Acupuncture for chronic RIX

Stimulated by Cohen et al 2024.[1]

Photo by Pixabay on Pexels.com

RIX – Radiotherapy-Induced Xerostomia
IF – impact factor
SOH – standard oral hygiene
RTOG – radiation therapy oncology group
XQ – Xerostomia Questionnaire
FACT-G – Functional Assessment of Cancer Therapy – General
QoL – quality of life

– key to acronyms

This paper was published on 13th May in JAMA Network Open (IF 13.8). It took me a bit by surprise because I had not heard of this trial before, despite it being a large multicentre study and the fact that it has been going on for over 10 years.

It is a 3-arm trial (n=258) of acupuncture plus SOH versus sham plus SOH versus SOH alone. The patients all had grade 2 or 3 RIX 12 months or more following radiotherapy for head and neck cancer. This late RTOG grading refers to moderate to complete dryness of the mouth, but not complete fibrosis of salivary glands, which is grade 4.

Acupuncture was provided twice a week for 4 weeks along with SOH instructions. 14 points were used in both the real and sham groups. The acupuncture group received needling to 3 ear points on each side (Shenmen, Point Zero, Salivary Gland), CV24 (on the chin), LU7, LI1, and KI6. The last 3 were bilateral. That makes 13 points. A non-penetrating needle was used at GB32, presumably only on one side, to make up 14 points. Red handled Seirin needles (0.16x15mm) were used on ear points and blue handled needles (0.20x30mm) were used on body points.

In the sham group 3 points were used on the helix of each ear and non-penetrating needles with the Park sham device were used on ‘inactive’ points close to CV24, TE6, between LI7 & LI8, ST36. One real acupuncture needle was inserted at GB32 and stimulated to achieve de qi sensation.

So, a little bit of a complicated protocol with some needling in both groups, but much more needling in the ‘true’ acupuncture group.

The primary outcome was the XQ, which I described in a previous blog on the same topic: RIX sham and cultural differences. Higher scores on the XQ represent worse symptoms, and a 10 point change is considered clinically significant. They also used the FACT-G and the 4-item Acupuncture Expectancy Scale. Higher scores on these scales represent better QoL or higher expectancy respectively.

After the first 4 weeks of treatment (8 sessions), if there was a minor response (a 10-to-19-point reduction in the XQ), a further 4 weeks of treatment was provided. This included both acupuncture and sham groups. No further treatment was provided for those with no response, partial response (20 point or more decrease in XQ), or complete response (XQ = 0).

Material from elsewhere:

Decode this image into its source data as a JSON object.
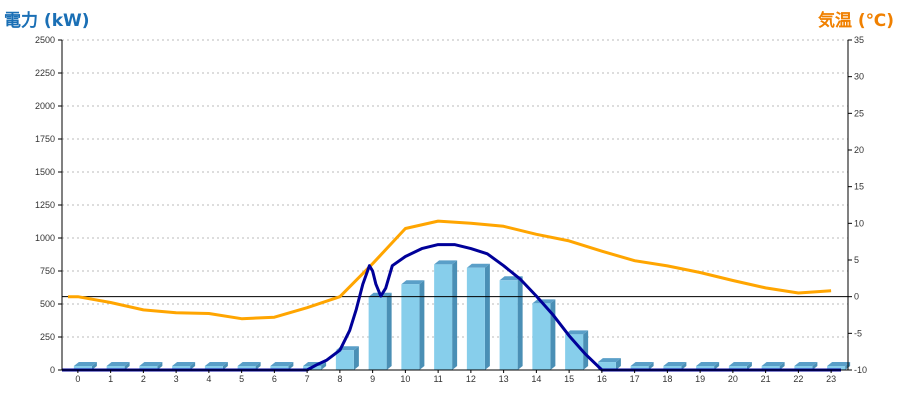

The primary outcome was at the 4 week point and this was the only time point at which the true acupuncture group was significantly better than both SOH alone and the sham group. At subsequent time points the difference between the acupuncture and sham groups was minimal, although true acupuncture continued to be significantly better than SOH until 24 weeks (at 24 weeks there was only a trend in favour of acupuncture – p=0.06). Interestingly, the sham group was not significantly better than SOH at the first 3 time points, but at 24 weeks it was, finishing up with the lowest XQ score of all 3 groups. This is likely to be chance, but we cannot completely ignore some impact of the penetrating needling performed in the sham group.

I think this is now good enough evidence to get those involved in cancer survivorship to adopt acupuncture for xerostomia.

Reference

1          Cohen L, Danhauer SC, Garcia MK, et al. Acupuncture for Chronic Radiation-Induced Xerostomia in Head and Neck Cancer: A Multicenter Randomized Clinical Trial. JAMA Netw Open. 2024;7:e2410421.